Judas held that night up like a torch. He was not asking for new mercy. He was reminding heaven of mercy it had already shown, and reminding himself in the same breath. The arithmetic on the hill above Adasa said three thousand against a host. The arithmetic in the prayer said one angel against a hundred and eighty-five thousand. He had decided which number to believe.
The Insult That Made It Holy War
What turned Judas from a cornered commander into something fiercer was not the size of the danger. It was the thing Nicanor had said.
The Syrian had stood in the courts of the sanctuary and spoken against it. He had threatened the house, mocked the priests, promised to burn the place where the Name lived. To Judas this was not a military matter at all. A man may lose a battle and keep his soul. But Nicanor had blasphemed against the holy place, and that was a wound on God's own honor, and a wound like that wanted answer.
So the prayer turned from memory to plea. "Even so destroy thou this host before us this day," Judas cried, "that the rest may know that he hath spoken blasphemously against thy sanctuary, and judge thou him according to his wickedness." Let the survivors carry the memory in their bones. Let them know whose Temple they had cursed.
He was not bargaining for survival. He was demanding justice, and he was offering three thousand bodies as the means.
Counting the True Battle Line
When Judas came down from the altar the odds on the hill had not moved. The columns still filled the road. The gaps in his own line were still there, the cold bedrolls of the men who had done the sensible thing.
But Judas was no longer counting the same army. The night at Jerusalem had taught him that the real battle line is never only the one you can see. Somewhere above the dust, the host that had walked through the Assyrian camp was watching another blasphemer pitch his tents below the holy place. Three thousand on the ground. And, if the older miracle meant anything, a strength beside them that no watchman on any hill could number.

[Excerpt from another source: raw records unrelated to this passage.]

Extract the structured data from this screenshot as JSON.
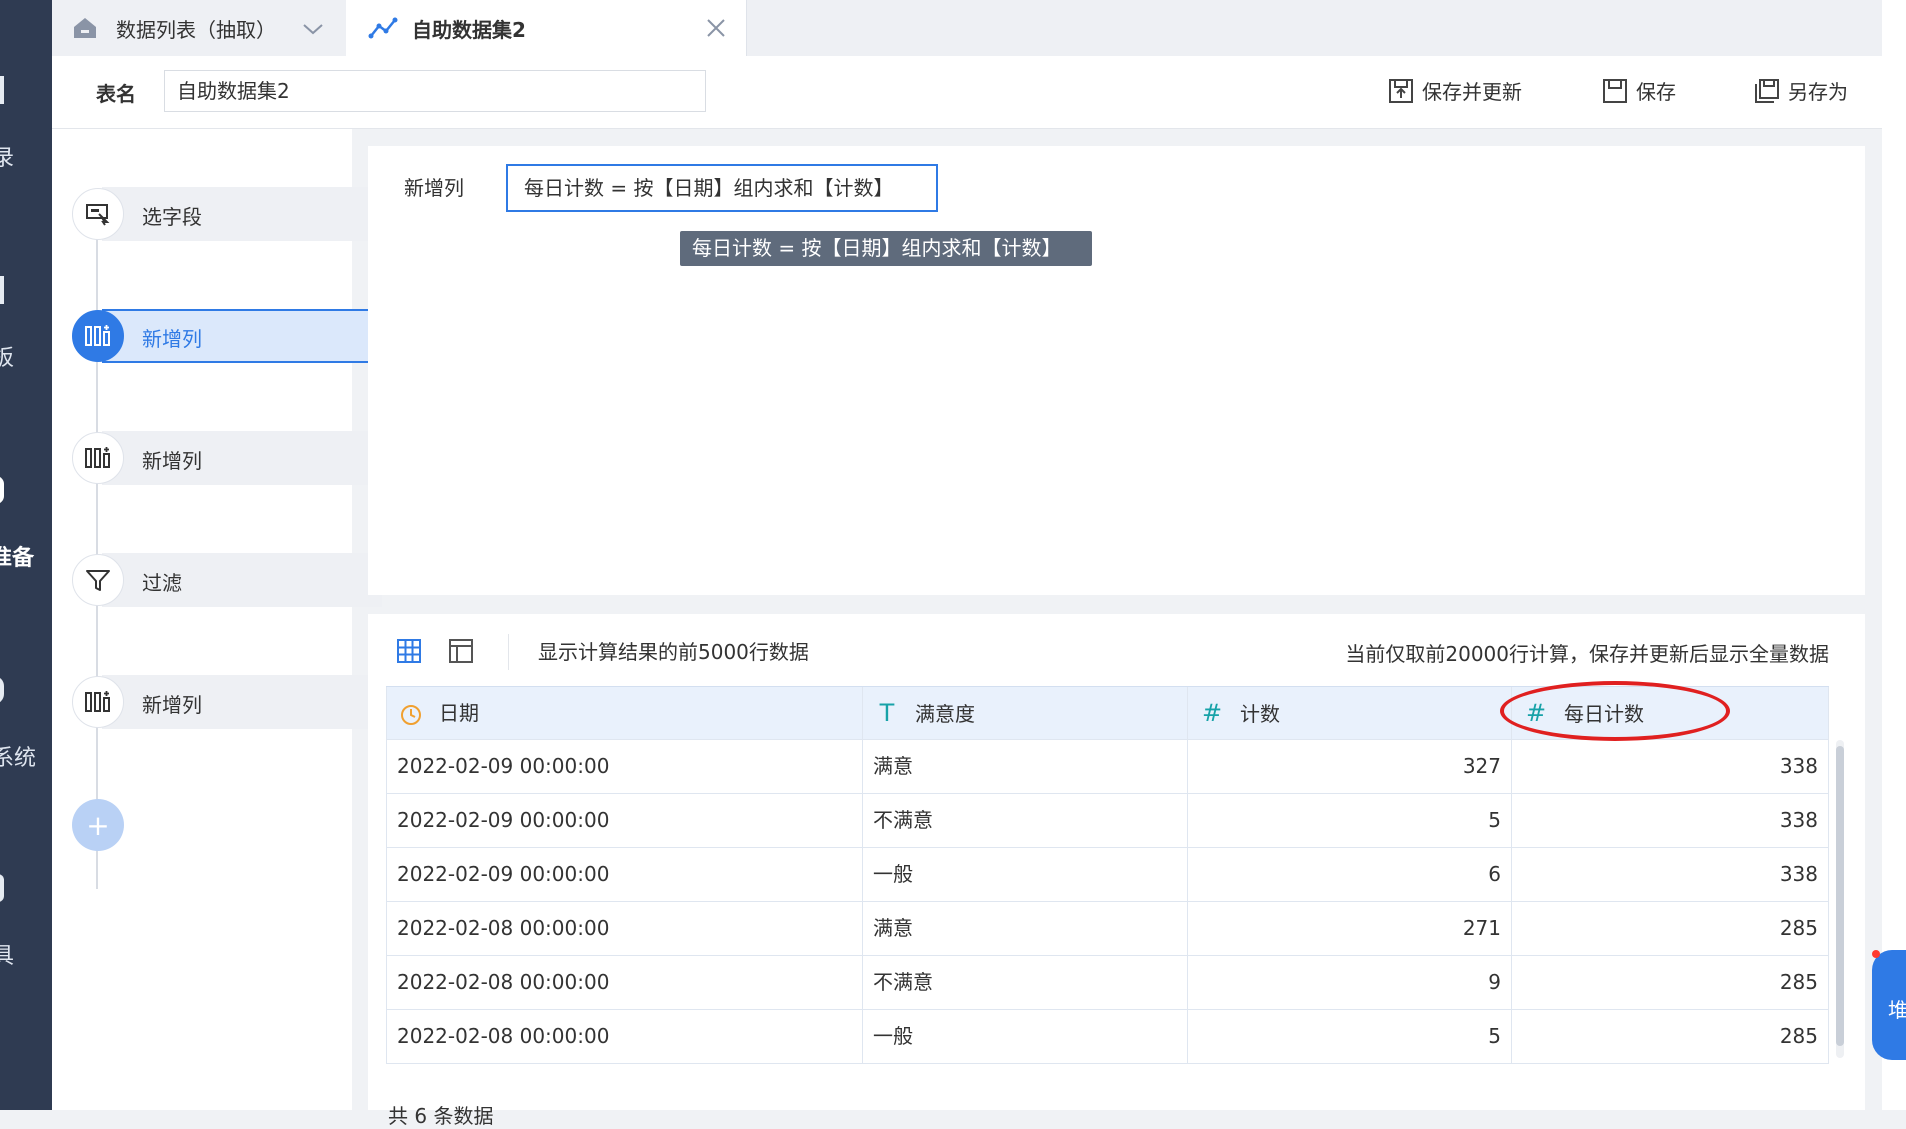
{
  "leftnav": {
    "labels": [
      "录",
      "板",
      "准备",
      "系统",
      "具"
    ]
  },
  "tabs": [
    {
      "label": "数据列表（抽取）"
    },
    {
      "label": "自助数据集2"
    }
  ],
  "header": {
    "table_name_label": "表名",
    "table_name_value": "自助数据集2",
    "save_update": "保存并更新",
    "save": "保存",
    "save_as": "另存为"
  },
  "steps": [
    {
      "label": "选字段",
      "icon": "select-field-icon",
      "active": false
    },
    {
      "label": "新增列",
      "icon": "add-column-icon",
      "active": true
    },
    {
      "label": "新增列",
      "icon": "add-column-icon",
      "active": false
    },
    {
      "label": "过滤",
      "icon": "filter-icon",
      "active": false
    },
    {
      "label": "新增列",
      "icon": "add-column-icon",
      "active": false
    }
  ],
  "add_step_symbol": "+",
  "editor": {
    "label": "新增列",
    "formula": "每日计数 = 按【日期】组内求和【计数】",
    "tooltip": "每日计数 = 按【日期】组内求和【计数】"
  },
  "preview": {
    "left_text": "显示计算结果的前5000行数据",
    "right_text": "当前仅取前20000行计算，保存并更新后显示全量数据",
    "columns": [
      {
        "name": "日期",
        "type_icon": "clock-icon"
      },
      {
        "name": "满意度",
        "type_icon": "T"
      },
      {
        "name": "计数",
        "type_icon": "#"
      },
      {
        "name": "每日计数",
        "type_icon": "#"
      }
    ],
    "rows": [
      [
        "2022-02-09 00:00:00",
        "满意",
        "327",
        "338"
      ],
      [
        "2022-02-09 00:00:00",
        "不满意",
        "5",
        "338"
      ],
      [
        "2022-02-09 00:00:00",
        "一般",
        "6",
        "338"
      ],
      [
        "2022-02-08 00:00:00",
        "满意",
        "271",
        "285"
      ],
      [
        "2022-02-08 00:00:00",
        "不满意",
        "9",
        "285"
      ],
      [
        "2022-02-08 00:00:00",
        "一般",
        "5",
        "285"
      ]
    ],
    "footer": "共 6 条数据"
  },
  "right_float_text": "堆",
  "colors": {
    "accent": "#2f7ae5",
    "nav_bg": "#2f3b52",
    "highlight_circle": "#e02020",
    "type_teal": "#17a2a8",
    "type_orange": "#f0a030"
  }
}
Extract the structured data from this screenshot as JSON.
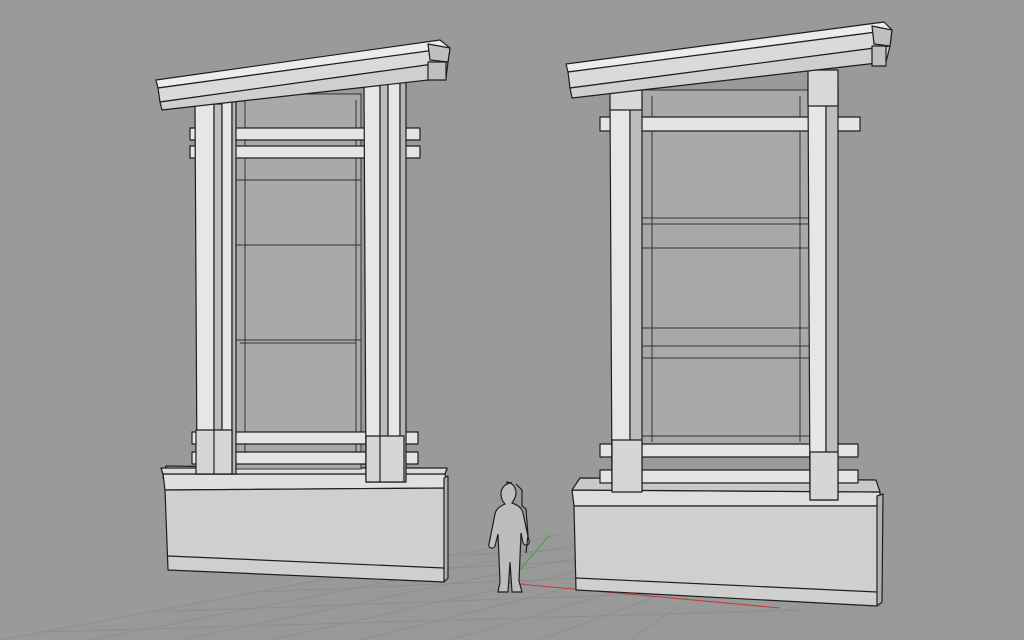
{
  "viewport": {
    "background": "#9a9a9a",
    "grid_color": "#8f8f8f",
    "line_color": "#1e1e1e",
    "face_light": "#e6e6e6",
    "face_mid": "#c8c8c8",
    "face_dark": "#a8a8a8",
    "x_axis_color": "#c83a3a",
    "y_axis_color": "#3aa83a"
  },
  "scene": {
    "objects": [
      {
        "name": "left-monument-sign",
        "kind": "gateway-sign"
      },
      {
        "name": "right-monument-sign",
        "kind": "gateway-sign"
      },
      {
        "name": "human-scale-figure",
        "kind": "scale-figure"
      }
    ],
    "grid": {
      "visible": true
    },
    "world_axes": {
      "visible": true
    }
  }
}
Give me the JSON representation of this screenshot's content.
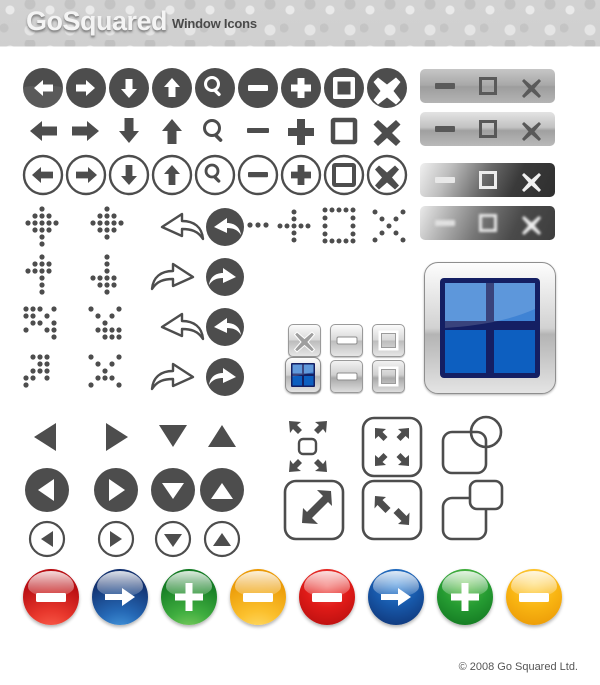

So he did not flee, and he did not wait. He charged. A handful of men ran downhill into a flood, because their leader had refused to do the math that everyone else was doing, and had done a stranger arithmetic instead.
The Same Wonders as Egypt
Long after, when the scroll of those years was read aloud, the people who told the story did not end it with troop counts or casualty lists. They ended it on their knees.
"May God who performed miracles on their behalf," they prayed, "do wonders for us, so that the words of the Torah may be fulfilled, even as it is written, I will show him wonders, even as in the days of thy going forth from the land of Egypt. Amen."
That was how they understood Adasa, and Ephron, and the angel in the Assyrian dark. One unbroken chain of impossible rescues, the sea splitting and the firstborn falling and the great host melting before a few. The men who walked out of Egypt had also looked back at an army too large to fight, and had also been told to go forward into water that had no road across it. The road appeared. It always appeared, for those who refused to count.